BL: « Ces moments-là » contient-il une part de réalité ou est-il totalement de la fiction ?
NFD: Je pense que la fiction ne peut jamais se détacher totalement de la réalité. La réalité soutient la fiction. Bien que l’histoire soit fictive, je me suis amusé à y glisser des parts de vie, des moments vrais en hommage à ceux qui ont compté dans ce lieu.
BL: Lequel de vos deux romans a été le plus difficile à écrire ?
NFD: Incontestablement le deuxième : « Ces moments là ». « Le Sanctuaire Violé était circonscrit dans un lieu et parlait d’une vie. « Ces moments-là » englobe un cadre plus large et des situations plus complexes et parfois inconnues qu’il me fallait d’abord maîtriser avant de pouvoir les raconter.
BL: Si vous aviez été à la place d’Alia, auriez-vous pris les mêmes décisions qu’elle ?
NFD: Aurais-je pris les mêmes décisions ? Alia est une adepte de l’amour. Dans un passage, elle dit « L’aimer m’était devenu douloureux mais je m’étais obstinée quand même, malgré tout. Car voyez-vous, l’amour est le seul poison qu’on consomme de son plein gré ». Alors non. Pour la simple raison que je pense que quand l’amour devient un poison, c’est le signe qu’il est temps d’y renoncer.
BL: Qu’este-ce que cela vous fait que d’écrire alors que ce qui se dit de plus en plus est que les gens lisent moins?
NFD: Eh bien, je n’y crois pas trop en fait. Oui, avec la technologie, les réseaux sociaux, les gens ont maintenant plus de sources de distraction, néanmoins, ces outils ont également favorisé la propagation des livres. Il y a plus de blogs littéraires, plus de groupes de lecteurs et c’est magnifique. On n’y croit pas mais les gens lisent.
BL: Vous avez certainement d’autres projets littéraires….
NFD: Oui, un troisième roman, un petit roman en fait écrit juste après « Ces moments là » et qui devait clore le cycle des trois romans consacrés à Gaston-Berger. C’est une sorte de « suite » au premier « Le Sanctuaire Violé«
BL: Votre mot de la fin
NFD: Ce sera d’abord un mot de remerciement pour votre intérêt et également des félicitations et des encouragements.

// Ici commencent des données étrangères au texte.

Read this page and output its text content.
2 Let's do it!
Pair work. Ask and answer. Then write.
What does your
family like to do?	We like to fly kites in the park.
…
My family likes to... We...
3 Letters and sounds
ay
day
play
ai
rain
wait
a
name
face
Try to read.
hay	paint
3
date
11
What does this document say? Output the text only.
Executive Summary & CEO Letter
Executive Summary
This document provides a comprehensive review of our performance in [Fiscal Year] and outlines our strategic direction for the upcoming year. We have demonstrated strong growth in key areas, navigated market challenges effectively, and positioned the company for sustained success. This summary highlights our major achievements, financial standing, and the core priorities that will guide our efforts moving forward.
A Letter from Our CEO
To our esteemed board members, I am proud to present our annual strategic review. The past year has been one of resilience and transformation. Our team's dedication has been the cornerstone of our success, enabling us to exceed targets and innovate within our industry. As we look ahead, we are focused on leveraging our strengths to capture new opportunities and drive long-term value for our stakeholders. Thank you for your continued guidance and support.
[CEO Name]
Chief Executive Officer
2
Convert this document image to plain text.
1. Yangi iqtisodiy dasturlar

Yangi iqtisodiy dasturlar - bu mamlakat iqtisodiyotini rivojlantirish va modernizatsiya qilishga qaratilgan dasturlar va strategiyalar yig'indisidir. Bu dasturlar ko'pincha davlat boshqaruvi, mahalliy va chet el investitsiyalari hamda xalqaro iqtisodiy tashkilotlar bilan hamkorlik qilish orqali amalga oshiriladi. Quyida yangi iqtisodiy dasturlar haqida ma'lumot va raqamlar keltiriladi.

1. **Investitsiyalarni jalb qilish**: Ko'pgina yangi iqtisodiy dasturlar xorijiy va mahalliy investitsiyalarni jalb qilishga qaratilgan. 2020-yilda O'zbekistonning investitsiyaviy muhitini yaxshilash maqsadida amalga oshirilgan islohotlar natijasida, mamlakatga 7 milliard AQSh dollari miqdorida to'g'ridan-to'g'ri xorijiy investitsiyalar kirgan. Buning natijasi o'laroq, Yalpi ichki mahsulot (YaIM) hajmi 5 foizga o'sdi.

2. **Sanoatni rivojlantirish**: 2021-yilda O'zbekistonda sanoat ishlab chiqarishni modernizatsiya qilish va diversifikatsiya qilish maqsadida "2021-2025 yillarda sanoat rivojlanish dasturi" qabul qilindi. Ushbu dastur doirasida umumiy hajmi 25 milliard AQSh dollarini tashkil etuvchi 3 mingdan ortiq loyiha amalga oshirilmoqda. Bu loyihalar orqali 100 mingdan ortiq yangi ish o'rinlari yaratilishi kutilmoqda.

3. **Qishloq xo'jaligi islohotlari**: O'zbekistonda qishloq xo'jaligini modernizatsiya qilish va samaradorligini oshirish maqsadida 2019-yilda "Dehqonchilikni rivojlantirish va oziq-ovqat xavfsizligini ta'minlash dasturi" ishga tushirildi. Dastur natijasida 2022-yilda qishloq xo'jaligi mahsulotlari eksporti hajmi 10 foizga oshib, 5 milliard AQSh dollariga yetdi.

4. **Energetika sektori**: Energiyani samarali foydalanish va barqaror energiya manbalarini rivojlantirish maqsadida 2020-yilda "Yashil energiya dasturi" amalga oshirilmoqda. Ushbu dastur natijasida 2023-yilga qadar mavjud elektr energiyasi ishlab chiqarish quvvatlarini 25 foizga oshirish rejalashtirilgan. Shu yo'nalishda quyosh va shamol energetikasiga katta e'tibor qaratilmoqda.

Vous participez au rayonnement de la littérature et en ce sens, vous œuvrez pour nous tous. Un mot également à l’endroit de ces amoureux de la lecture qui voudraient bien écrire mais qui parfois, pour plusieurs raisons, hésitent. Juste leur dire de le faire, de sauter le pas. Il n’y a rien de plus beau que de vivre sa passion. Merci à vous.